Everything turns normal. And these are the train + test results.

If you are wondering whether I trained with test data as well, I didn't. These are the train and test loops.

## TRAIN LOOP

loader = DataLoader(TensorDataset(X_train, y_train), shuffle=True, batch_size=64, drop_last=True)

num_epochs = 5
for epoch in range(num_epochs):
    for inputs, label in loader:
        outputs = modelo(inputs)
        loss = criterion(outputs, label)

        optimizer.zero_grad()
        loss.backward()
        optimizer.step()

## TEST LOOP

y_pred = []
i = 0
loader = DataLoader(X_test, batch_size=batch_size)
with torch.no_grad():
    for x_batch in loader:
        #for i in range(0, X_train.shape[0], batch_size):
        #x_batch, y_batch = X_train[i:i+batch_size,:,:], y_train[i:i+batch_size,:]
        y_pred_i = modelo(x_batch)[:, -1, :]
        y_pred.append(y_pred_i)
        
y_pred = torch.cat(y_pred, axis=0)

Now, here comes the issue. I save the model weights and load them on a new unbatched instance of the original model where c0 and h0 have shapes of (num_layers, hidden_szie), all by using model.load_state_dict(modelo.state_dict()) where model has batch size equal to zero. Then, I use this loop to make predictios for the future.

days_to_simulate = 3*3*window_range # 3 months
input_data = df_test[-window_range:]
input_data = torch.Tensor(input_data).to(DEVICE)

model = ModeloLSTM(num_layers=1, hidden_size=50, input_size=1, batch_size=0)
model.load_state_dict(modelo.state_dict())
model.eval()

with torch.no_grad():
    seq_prediction = torch.Tensor(model(input_data))[-1,:].unsqueeze(-1).to(DEVICE)
    
    for i in range(0, days_to_simulate):
        if i < window_range:
            input_data = torch.cat((input_data[-window_range+i:,:], seq_prediction), dim=0)
        elif i >= window_range:
            input_data = seq_prediction[-window_range:]
        next_pred = torch.Tensor(model(input_data))[-1,:].unsqueeze(-1).to(DEVICE)
        seq_prediction = torch.cat((seq_prediction, next_pred), dim=0)

starting_dates = pd.date_range(start=df.index[-window_range], periods=window_range)
predicted_dates = pd.date_range(start=df.index[-1], periods=days_to_simulate+1)

starting_series = pd.Series(df[-window_range:].values.flatten(), index=starting_dates)
predicted_series = pd.Series(scaler.inverse_transform(seq_prediction.detach().cpu().numpy()).flatten(), index=predicted_dates)

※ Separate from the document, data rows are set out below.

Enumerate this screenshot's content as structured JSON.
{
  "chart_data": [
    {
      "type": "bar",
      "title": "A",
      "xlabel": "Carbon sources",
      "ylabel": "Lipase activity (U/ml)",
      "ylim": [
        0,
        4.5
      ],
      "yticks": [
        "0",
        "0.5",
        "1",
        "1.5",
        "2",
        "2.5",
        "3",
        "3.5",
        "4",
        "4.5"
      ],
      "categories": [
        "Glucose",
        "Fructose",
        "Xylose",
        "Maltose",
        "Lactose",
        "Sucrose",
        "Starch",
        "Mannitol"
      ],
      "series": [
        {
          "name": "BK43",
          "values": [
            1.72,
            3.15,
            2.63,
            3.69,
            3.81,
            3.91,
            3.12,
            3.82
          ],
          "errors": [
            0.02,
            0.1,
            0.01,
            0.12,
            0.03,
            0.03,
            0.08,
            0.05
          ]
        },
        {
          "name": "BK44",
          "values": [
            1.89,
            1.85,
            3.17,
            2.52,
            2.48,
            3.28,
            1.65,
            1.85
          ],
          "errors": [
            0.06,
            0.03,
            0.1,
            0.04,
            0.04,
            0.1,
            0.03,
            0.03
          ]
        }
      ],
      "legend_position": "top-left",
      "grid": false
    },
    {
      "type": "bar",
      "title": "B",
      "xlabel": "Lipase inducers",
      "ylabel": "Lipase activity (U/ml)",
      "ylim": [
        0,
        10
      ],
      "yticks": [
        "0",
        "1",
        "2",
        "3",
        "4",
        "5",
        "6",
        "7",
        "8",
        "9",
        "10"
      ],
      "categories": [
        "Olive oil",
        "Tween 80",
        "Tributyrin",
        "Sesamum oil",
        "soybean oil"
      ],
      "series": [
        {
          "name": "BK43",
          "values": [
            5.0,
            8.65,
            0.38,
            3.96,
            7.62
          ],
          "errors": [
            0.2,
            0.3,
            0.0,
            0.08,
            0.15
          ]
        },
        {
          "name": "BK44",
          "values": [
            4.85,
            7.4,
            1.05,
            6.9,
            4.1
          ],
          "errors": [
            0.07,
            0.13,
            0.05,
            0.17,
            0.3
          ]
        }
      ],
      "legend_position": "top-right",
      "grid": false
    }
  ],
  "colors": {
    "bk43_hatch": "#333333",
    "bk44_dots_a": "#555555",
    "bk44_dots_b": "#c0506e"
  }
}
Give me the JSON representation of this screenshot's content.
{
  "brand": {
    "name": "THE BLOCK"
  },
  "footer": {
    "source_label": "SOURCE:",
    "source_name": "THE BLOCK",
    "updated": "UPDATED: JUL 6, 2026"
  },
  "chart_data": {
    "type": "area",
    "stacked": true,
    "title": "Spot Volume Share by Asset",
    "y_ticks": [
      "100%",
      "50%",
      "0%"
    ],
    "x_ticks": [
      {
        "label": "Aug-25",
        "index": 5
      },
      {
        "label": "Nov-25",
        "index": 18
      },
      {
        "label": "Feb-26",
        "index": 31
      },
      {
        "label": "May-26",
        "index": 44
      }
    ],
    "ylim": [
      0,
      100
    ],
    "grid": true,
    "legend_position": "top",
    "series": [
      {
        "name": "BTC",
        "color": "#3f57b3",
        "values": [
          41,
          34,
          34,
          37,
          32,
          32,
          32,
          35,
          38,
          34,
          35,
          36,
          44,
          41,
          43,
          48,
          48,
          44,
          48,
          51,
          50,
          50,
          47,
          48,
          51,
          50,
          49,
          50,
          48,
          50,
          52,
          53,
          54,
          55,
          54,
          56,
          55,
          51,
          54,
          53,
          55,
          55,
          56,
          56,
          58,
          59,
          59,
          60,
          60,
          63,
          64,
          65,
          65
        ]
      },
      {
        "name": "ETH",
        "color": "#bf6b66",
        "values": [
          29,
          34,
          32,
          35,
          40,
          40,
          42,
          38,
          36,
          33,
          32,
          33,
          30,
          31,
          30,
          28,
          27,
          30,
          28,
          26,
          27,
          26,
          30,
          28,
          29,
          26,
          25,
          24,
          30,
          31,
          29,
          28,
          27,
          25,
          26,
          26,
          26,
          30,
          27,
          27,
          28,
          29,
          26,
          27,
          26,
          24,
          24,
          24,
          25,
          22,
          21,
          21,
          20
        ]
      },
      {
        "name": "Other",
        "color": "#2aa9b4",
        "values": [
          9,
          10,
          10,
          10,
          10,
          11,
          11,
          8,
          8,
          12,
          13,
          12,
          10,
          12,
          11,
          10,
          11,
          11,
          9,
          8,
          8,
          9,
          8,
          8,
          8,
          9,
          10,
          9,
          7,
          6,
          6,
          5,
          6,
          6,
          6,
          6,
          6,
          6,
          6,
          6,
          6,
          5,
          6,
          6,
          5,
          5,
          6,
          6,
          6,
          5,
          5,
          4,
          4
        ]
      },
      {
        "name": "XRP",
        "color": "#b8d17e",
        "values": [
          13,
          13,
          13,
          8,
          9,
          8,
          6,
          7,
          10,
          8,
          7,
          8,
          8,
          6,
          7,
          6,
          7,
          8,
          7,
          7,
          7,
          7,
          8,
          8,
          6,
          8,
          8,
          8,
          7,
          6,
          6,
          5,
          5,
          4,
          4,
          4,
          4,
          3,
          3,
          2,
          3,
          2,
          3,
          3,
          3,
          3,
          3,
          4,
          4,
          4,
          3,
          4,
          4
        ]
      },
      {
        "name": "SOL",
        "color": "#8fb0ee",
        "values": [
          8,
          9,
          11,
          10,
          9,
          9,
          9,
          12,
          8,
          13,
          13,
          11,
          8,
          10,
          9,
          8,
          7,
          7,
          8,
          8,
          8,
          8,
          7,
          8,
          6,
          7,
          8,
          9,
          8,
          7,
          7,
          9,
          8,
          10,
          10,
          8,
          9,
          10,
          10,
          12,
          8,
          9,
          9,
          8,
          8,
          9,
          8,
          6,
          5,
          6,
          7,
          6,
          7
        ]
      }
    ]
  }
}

plt.figure(figsize=(12, 6))
plt.plot(starting_series.index, starting_series.values.flatten(), linestyle='-', label='Datos Reales')
plt.plot(predicted_series.index, predicted_series.values.flatten(), linestyle='-', label='Predicción')
plt.title('Predicción de Precios de Acciones')
plt.xlabel('Fecha')
plt.ylabel('Precio')
plt.legend()
plt.show()

However, for some unknown reason, this new unbatched model with the exact same weights converges to a stationary value like shown in this resulting plot.

Final results, the predicted values in orange seem to always converge to a fixed value. Why is this? The batching should not affect the performance of a model like this. By the way, I am actually doing this process to deploy the model in a custom personal app by downloading the weights, instantiating a new model class and finally reload the original model state into the newer one.

EDIT

I realized, maybe a bit too late, that I am using x.size(0) to define the batch size in h0 and c0, which means the batch size is inferred and if I fed the network with a data of different batch size, it would still work. Meaning that I could feed data with shape (1, window_range, features). However, that doesn't explain why it stabilizes into this a constante value. It seems to me that this might be related to the fact that I am doing future predictions with the models own predictions.

That changes the question. How can I avoid a LSTM from stabilizing itself onto a singular constant value when using their own predictions?